Masaki Shimono is als onderzoekswetenschapper toegetreden tot het College of Agriculture, Biotechnology & Natural Resources aan de Universiteit van Nevada, Reno, en bestudeert nuttige microben om ziekten bij aardappelen tijdens opslag te verbeteren en te verminderen.
Volgens een Universiteit van Nevada nieuwsbericht, heeft hij zich aangesloten bij Patricia Santos, assistent-professor plant-microbe-interacties in de afdeling in haar laboratorium om onderzoek te doen voor de voedingsindustrie. Shimono, expert in resistentiemechanismen van planten tegen bacteriën, onderzoekt hoe langdurige bewaarcondities aardappelen beïnvloeden in termen van waterverlies en ziektebederf door planten pathogenen.
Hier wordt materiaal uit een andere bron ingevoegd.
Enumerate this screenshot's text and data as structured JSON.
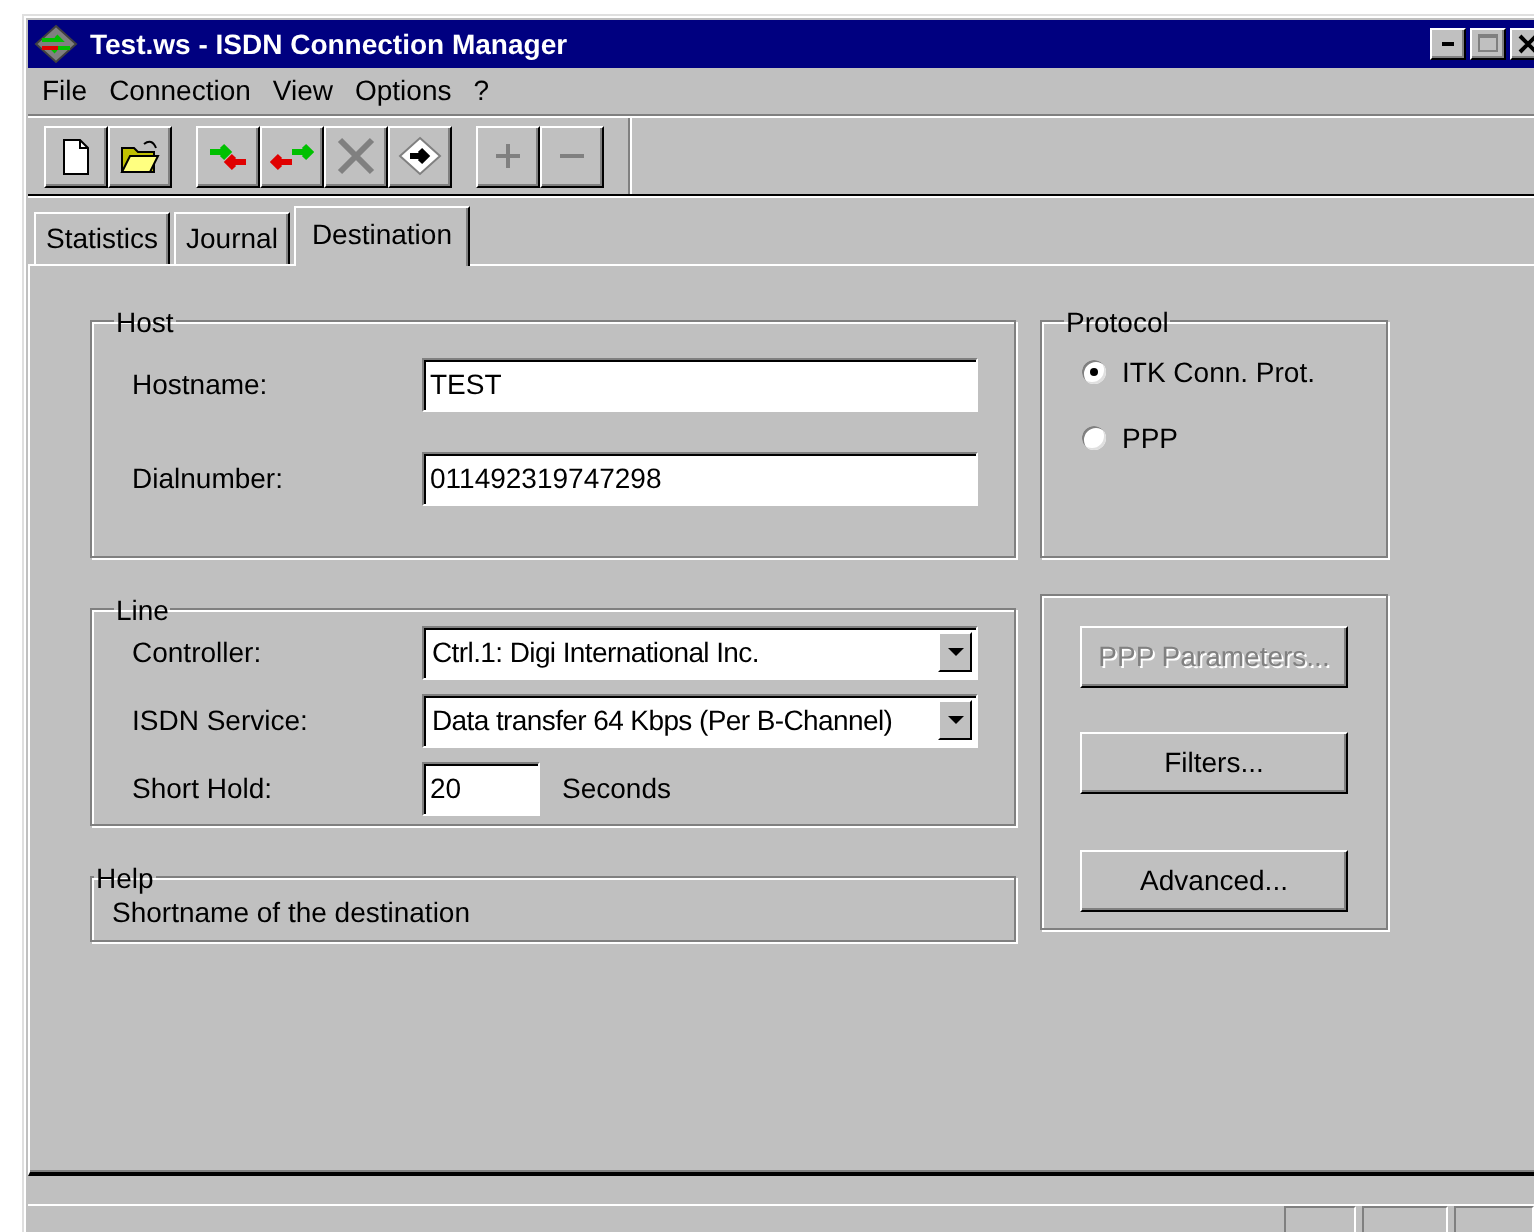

Zacht en droogrot, veroorzaakt door respectievelijk bacteriën en schimmels, zijn twee belangrijke ziekten die worden onderzocht.
Shimono, die samenwerkt met Santos en haar team, behandelt deze aardappelen met verschillende soorten nuttige microben, in de hoop voedselproducenten te helpen bij het efficiënt bewaren van aardappelen voor producten zoals frites in een poging om verspilling van waardevolle producten en financiële verliezen te voorkomen.
De twee werken ook samen met universitair hoofddocent Dylan Kosma en zijn laboratoriumteam, die helpen bij het toedienen van de behandelingen. Het Kosma Lab onderzoekt hoe suberine, een plantenbiopolymeer dat wordt aangetroffen in de schil van aardappelen, kan knollen helpen beschermen tegen hun omgeving.
"Ik besloot in de Verenigde Staten te studeren vanwege de unieke landbouwpraktijken," zei Shimono. "Ik was enthousiast over de mogelijkheid om onderzoek te doen in Nevada, vooral naar een vitaal gewas zoals aardappelen."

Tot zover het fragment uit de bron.